Question

Two rods 1 and 2 of length 2l and l, thermal conductivities 2 k and 3 k are joined end to end. The area of cross-sectional of each rod be A. This composite rod is connected with another rod 3 of length 3l and conductivity k’. The area of cross-section of the rod 3 is 2A. If the rod 3 conducts the heat two times that through the other rods, find the value of $\frac{4k'}{k}$.

Answer 1

9

Answer 2

Rods 1 and 2 are in series, their combined resistance is $R_{12} = R_1 + R_2 = \frac{2l}{(2k)A} + \frac{l}{(3k)A} = \frac{l}{kA} + \frac{l}{3kA} = \frac{4l}{3kA}$. The condition that rod 3 conducts heat two times that through the other rods implies a parallel connection where $\Delta T$ is the same across all rods.
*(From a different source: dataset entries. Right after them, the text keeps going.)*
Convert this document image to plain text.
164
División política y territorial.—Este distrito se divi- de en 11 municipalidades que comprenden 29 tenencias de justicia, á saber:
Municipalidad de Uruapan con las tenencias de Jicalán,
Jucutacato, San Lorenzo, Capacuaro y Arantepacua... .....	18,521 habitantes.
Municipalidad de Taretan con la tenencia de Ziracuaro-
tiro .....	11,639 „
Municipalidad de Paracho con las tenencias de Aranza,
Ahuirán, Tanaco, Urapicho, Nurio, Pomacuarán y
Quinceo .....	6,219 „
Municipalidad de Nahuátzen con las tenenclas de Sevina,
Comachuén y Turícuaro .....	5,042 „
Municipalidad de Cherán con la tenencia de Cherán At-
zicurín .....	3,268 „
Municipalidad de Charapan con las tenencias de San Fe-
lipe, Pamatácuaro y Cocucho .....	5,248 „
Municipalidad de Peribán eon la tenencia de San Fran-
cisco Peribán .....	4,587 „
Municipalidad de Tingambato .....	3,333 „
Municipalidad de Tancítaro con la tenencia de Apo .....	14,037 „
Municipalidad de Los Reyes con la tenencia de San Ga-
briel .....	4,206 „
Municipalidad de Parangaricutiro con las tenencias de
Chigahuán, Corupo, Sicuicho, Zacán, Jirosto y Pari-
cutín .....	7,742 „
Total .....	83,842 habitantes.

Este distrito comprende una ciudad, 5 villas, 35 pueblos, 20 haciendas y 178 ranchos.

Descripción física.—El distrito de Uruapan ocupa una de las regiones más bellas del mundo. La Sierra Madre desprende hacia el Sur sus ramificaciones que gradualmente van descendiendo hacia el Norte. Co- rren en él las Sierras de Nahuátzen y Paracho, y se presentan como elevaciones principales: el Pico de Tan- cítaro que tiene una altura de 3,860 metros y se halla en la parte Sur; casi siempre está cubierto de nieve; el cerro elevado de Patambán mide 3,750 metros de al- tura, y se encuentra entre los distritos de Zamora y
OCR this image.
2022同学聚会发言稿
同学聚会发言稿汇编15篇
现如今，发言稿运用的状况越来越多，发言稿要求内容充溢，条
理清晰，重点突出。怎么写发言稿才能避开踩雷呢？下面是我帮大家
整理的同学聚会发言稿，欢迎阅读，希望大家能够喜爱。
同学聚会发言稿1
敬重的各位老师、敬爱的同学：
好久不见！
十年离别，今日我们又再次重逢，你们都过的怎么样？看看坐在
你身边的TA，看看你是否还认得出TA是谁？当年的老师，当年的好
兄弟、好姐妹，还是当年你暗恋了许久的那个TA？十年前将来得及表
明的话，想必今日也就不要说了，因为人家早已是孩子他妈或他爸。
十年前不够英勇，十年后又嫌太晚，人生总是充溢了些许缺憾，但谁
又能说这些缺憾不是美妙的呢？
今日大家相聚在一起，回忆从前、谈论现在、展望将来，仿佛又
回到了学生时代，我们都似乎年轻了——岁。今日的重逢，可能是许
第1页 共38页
Thus, $Q_3 = 2Q_{12}$. Since $Q = \frac{\Delta T}{R}$, we have $\frac{\Delta T}{R_3} = 2 \frac{\Delta T}{R_{12}}$, which simplifies to $R_{12} = 2R_3$. The resistance of rod 3 is $R_3 = \frac{3l}{k'(2A)} = \frac{3l}{2Ak'}$. Equating the resistances: $\frac{4l}{3kA} = 2 \left( \frac{3l}{2Ak'} \right) = \frac{3l}{Ak'}$. Canceling $l$ and $A$, we get $\frac{4}{3k} = \frac{3}{k'}$. This gives $4k' = 9k$, so $\frac{k'}{k} = \frac{9}{4}$. The required value is $\frac{4k'}{k} = 4 \times \frac{9}{4} = 9$.